Eligibility criteria

• Inclusion Criteria:
• • Adult patients with a locally advanced or metastatic solid tumor that has progressed or was non-responsive to prior therapy
• • Measurable disease as determined by response evaluation criteria in solid tumors (RECIST) v1.1.
• • At least 18 years of age.
• • Eastern Cooperative Oncology Group (ECOG) performance status score of 0 - 1.

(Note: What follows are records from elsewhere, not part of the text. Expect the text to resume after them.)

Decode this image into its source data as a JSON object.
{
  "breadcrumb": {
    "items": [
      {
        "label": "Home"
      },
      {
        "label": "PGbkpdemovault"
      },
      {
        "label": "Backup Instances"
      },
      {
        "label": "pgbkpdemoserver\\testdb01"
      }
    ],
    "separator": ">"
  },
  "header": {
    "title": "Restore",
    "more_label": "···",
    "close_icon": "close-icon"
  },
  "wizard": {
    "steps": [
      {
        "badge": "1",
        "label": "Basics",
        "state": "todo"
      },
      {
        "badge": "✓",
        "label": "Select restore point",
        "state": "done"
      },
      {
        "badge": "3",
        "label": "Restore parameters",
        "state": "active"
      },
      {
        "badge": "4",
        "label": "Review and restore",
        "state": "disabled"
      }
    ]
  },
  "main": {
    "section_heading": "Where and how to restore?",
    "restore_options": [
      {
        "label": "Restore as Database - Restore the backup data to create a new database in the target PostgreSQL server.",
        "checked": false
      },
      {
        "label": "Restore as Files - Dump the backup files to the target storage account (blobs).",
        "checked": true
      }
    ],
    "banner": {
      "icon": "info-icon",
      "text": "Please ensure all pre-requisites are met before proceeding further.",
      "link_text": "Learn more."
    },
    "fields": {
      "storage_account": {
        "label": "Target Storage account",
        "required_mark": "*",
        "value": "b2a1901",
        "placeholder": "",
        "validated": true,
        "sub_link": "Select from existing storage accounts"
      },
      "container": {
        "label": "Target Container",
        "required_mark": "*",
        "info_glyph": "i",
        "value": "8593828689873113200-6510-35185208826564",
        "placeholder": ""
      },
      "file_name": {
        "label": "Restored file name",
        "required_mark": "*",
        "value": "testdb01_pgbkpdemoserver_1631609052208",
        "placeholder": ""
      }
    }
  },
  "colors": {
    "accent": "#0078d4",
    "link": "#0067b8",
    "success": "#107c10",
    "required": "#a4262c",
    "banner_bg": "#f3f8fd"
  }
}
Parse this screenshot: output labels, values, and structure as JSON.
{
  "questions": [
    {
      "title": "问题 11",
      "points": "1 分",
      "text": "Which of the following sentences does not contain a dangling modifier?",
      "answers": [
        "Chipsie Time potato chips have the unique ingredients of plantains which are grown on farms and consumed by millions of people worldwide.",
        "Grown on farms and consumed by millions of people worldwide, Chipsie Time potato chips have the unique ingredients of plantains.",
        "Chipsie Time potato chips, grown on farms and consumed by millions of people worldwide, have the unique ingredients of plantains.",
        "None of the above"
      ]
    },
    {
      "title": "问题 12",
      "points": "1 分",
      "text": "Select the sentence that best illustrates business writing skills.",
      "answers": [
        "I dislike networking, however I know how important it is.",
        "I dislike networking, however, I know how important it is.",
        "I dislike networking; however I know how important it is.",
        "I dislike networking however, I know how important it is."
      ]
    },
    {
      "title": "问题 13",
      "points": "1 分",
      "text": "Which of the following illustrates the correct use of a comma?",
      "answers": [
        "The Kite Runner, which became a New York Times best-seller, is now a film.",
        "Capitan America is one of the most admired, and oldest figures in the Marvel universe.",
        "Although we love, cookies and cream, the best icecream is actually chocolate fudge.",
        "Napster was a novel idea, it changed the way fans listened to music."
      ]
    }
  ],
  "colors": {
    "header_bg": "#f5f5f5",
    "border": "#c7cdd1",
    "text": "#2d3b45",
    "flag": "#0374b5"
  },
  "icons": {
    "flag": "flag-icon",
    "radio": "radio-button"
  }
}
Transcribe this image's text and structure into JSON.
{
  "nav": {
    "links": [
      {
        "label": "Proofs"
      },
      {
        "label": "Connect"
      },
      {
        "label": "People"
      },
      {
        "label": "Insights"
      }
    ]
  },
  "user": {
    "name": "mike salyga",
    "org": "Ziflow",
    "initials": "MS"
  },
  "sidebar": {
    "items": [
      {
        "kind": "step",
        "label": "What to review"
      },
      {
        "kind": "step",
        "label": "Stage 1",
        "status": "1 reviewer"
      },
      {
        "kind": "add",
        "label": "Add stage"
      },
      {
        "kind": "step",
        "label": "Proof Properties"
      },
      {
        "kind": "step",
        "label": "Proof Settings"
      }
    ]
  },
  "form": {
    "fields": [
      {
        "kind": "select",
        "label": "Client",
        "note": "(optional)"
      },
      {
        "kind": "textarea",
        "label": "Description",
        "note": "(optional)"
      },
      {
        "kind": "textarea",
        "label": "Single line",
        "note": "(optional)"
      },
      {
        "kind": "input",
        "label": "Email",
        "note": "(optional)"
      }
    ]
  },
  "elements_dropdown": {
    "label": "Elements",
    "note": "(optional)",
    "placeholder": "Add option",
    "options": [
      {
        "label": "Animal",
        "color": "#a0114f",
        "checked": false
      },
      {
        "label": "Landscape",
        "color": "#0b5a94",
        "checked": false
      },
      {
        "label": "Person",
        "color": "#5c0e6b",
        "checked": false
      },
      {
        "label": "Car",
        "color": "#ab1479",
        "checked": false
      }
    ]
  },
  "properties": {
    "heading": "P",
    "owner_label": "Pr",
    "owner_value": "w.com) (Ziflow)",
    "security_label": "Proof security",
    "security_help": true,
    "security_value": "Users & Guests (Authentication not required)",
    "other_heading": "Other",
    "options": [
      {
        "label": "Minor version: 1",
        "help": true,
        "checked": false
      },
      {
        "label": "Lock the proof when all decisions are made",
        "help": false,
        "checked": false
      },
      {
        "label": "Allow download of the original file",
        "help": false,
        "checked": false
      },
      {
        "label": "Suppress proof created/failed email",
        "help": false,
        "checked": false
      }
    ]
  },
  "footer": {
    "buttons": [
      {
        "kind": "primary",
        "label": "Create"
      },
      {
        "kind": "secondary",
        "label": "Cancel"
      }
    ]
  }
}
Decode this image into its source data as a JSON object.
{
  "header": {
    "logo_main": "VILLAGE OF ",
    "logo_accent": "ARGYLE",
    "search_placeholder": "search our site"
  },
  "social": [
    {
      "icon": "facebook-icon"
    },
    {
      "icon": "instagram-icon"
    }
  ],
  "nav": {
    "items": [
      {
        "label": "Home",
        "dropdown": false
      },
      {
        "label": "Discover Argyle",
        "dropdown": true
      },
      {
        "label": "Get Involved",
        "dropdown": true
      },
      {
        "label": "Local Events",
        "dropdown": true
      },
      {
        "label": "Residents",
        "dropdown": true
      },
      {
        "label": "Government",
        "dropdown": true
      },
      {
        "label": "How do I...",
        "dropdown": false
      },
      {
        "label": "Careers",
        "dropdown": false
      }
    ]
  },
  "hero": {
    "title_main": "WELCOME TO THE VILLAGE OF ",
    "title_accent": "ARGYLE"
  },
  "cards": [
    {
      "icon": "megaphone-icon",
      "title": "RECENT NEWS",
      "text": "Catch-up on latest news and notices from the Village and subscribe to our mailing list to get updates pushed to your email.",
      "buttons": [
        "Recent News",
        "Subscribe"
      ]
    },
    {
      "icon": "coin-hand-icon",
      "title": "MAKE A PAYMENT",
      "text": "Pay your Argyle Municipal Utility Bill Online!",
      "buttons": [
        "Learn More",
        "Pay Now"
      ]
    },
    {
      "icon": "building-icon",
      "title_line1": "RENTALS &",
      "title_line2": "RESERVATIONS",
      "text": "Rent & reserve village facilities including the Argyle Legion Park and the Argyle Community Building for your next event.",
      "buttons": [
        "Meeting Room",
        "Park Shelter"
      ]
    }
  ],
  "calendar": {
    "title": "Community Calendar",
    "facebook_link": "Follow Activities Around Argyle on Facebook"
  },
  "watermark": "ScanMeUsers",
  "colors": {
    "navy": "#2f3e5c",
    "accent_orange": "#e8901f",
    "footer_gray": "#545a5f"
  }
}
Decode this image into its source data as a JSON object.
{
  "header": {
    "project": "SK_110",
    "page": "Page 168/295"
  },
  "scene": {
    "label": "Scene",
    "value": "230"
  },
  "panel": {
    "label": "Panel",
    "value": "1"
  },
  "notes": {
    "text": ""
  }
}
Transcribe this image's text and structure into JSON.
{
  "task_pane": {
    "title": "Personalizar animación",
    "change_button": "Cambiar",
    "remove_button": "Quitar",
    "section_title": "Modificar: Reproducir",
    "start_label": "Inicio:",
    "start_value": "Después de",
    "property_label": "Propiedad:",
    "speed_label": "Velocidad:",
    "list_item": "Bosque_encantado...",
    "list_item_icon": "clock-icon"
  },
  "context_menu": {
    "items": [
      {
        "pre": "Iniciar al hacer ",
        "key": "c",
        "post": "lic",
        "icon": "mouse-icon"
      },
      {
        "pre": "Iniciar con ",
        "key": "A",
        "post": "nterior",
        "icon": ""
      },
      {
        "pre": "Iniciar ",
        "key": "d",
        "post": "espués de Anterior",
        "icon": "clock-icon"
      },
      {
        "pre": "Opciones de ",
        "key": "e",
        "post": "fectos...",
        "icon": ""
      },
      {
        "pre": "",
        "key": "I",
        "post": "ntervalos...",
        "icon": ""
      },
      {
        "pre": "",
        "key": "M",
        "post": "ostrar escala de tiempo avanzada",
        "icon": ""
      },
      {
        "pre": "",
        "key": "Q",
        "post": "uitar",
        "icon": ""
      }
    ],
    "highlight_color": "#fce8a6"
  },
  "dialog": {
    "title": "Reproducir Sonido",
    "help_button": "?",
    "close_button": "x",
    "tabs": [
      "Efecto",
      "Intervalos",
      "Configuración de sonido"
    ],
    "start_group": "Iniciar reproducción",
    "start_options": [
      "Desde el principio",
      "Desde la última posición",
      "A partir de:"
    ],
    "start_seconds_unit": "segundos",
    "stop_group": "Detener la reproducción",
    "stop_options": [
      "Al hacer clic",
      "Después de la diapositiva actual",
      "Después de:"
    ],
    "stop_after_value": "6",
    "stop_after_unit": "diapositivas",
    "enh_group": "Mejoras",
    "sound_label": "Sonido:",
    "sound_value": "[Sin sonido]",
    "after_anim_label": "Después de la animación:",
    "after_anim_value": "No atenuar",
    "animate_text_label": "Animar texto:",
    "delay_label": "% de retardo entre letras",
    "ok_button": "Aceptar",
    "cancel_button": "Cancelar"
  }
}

• • For patients with HCC: Child-Pugh Class A
• • Available archived tumor tissue sample or a lesion that can be safely biopsied if the archived sample is not available.
• • Adequate renal, liver and bone marrow function.
• • Ability to swallow VGCV tablets.
• • Willingness of men and women of child-bearing potential (WCBP) to observe conventional and highly effective birth control for the duration of treatment and for 12 months following the last dose of study treatment. Patients who are pregnant or lactating are excluded.
• • For the dose expansion phase: Patients with hepatocellular carcinoma or cutaneous malignancy: no more than 2 prior systemic regimens for metastatic disease. Patients with breast cancer: no more than 2 prior cytotoxic regimens for metastatic disease (single-agent hormone therapy or hormone-based doublets do not count). Patients with cutaneous malignancies includes patients with melanoma, cutaneous squamous cell carcinoma, basal cell carcinoma and Merkel cell carcinoma.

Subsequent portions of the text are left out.